We were among the earliest farms in New England to grow large amounts of heirloom tomatoes. Back in the mid to late 90s we were the biggest by far. Today, we are still a big tomato operation but far more diversified.

3. What’s the story behind your farm’s name?
Our great-grandfather said it reminded him of our ancestral lands, little Waldingfield in Suffolk, England. Today it is on the CT Registry of important historic farms, called the Smith Homestead. Our mother is a Smith and her grandfather purchased it from his cousin. Basically it’s been Smiths on the land since the 1730’s.

4. Tell me about your growing practices.
We are a certified organic farm and have been certified for the past 27 years. We use no synthetic inputs and our farm is inspected yearly to ensure we are complying. Rotation, diversification, and soil management are the keys to our success as growers.

5. What is your favorite recipe/favorite product?
We make a mean bloody mary that I am partial to…but there are so many! Kale pesto, perhaps!

6. What’s one thing you want everyone to know about your farm?
That we bring to our work a commitment to the land, to our community and to making sustainable farming work in our state. And we’re nice guys!

7. What do you like to do when you have spare time?
What is spare time? Hahaha…Seriously – we spend time with friends and family, go out on the lake, play tennis in summer, skate hockey in the winter. Normal CT stuff.
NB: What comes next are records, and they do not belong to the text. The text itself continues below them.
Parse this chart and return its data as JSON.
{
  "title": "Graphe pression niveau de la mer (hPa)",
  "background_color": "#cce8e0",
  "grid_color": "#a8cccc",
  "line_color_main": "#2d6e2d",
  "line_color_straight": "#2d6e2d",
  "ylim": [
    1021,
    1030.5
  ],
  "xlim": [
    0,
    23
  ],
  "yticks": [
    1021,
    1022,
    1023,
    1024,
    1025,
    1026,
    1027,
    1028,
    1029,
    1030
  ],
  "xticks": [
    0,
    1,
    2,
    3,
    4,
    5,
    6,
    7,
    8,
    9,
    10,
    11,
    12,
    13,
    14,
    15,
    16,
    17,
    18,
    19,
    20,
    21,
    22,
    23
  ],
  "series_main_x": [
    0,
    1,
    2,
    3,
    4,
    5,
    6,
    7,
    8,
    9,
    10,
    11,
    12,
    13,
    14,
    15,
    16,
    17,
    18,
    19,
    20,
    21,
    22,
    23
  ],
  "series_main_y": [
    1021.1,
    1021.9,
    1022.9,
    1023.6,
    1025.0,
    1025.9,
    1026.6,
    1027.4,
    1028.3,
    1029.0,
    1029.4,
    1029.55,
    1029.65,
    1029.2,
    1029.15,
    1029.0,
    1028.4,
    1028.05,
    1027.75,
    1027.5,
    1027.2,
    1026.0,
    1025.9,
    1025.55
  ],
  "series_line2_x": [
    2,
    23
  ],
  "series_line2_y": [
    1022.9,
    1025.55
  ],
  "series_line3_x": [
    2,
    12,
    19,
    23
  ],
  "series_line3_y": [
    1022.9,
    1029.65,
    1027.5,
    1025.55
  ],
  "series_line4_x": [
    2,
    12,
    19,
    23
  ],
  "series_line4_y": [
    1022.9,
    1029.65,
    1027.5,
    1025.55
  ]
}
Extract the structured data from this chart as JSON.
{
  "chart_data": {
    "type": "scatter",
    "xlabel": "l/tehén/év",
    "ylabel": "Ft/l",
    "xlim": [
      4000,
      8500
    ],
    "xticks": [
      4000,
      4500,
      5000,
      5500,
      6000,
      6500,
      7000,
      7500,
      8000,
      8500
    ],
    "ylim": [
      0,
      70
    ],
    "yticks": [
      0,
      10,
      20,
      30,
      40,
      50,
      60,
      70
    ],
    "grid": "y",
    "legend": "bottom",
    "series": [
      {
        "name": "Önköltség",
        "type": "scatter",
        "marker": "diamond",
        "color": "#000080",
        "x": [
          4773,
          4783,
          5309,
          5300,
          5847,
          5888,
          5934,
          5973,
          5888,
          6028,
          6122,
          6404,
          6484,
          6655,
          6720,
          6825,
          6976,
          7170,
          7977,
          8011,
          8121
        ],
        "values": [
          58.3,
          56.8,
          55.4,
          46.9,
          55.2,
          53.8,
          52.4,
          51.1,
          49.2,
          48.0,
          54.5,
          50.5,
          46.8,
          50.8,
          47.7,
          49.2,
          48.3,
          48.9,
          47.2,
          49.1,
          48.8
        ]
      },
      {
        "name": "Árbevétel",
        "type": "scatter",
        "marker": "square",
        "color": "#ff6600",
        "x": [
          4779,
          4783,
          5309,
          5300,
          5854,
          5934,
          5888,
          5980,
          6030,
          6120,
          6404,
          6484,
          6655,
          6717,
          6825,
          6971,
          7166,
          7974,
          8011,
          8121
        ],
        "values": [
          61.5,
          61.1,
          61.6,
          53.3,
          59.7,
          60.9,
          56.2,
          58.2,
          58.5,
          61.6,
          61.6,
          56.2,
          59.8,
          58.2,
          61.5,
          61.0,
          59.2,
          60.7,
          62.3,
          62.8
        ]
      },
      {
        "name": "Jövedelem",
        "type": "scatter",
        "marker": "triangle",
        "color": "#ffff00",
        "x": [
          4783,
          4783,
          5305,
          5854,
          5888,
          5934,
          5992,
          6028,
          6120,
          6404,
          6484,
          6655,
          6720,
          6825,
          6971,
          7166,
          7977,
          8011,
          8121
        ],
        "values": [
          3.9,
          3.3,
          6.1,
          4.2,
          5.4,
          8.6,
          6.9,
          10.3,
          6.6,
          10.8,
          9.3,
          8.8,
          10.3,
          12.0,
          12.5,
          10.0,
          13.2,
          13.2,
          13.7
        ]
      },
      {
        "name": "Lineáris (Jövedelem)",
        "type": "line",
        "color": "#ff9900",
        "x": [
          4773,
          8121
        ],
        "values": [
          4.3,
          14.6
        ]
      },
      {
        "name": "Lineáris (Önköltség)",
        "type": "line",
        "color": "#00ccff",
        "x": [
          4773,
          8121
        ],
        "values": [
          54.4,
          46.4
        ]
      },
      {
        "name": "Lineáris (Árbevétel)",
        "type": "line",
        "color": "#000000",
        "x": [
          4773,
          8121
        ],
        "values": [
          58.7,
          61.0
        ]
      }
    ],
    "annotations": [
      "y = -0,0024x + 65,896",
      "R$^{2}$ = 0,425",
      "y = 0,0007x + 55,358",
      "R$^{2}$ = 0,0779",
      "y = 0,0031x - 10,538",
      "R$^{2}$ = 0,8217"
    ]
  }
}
8. What are the best and hardest things about being in this industry?
The best part is the sheer joy of bringing in a harvest. To see a seed turn into something is a marvel to behold. The hard part is just about everything else. For some reason our culture has been slow to embrace the idea that working the land is a good thing. We spent a long time trying to escape the land to earn a living in other ways that were perceived as “easier.” The thing is, the life of a farm has in many ways a superior purpose to the life of the office. Perhaps it’s spiritual, perhaps not, but it’s obviously a choice.  And for me and the crew who work on the farm — it is our passion.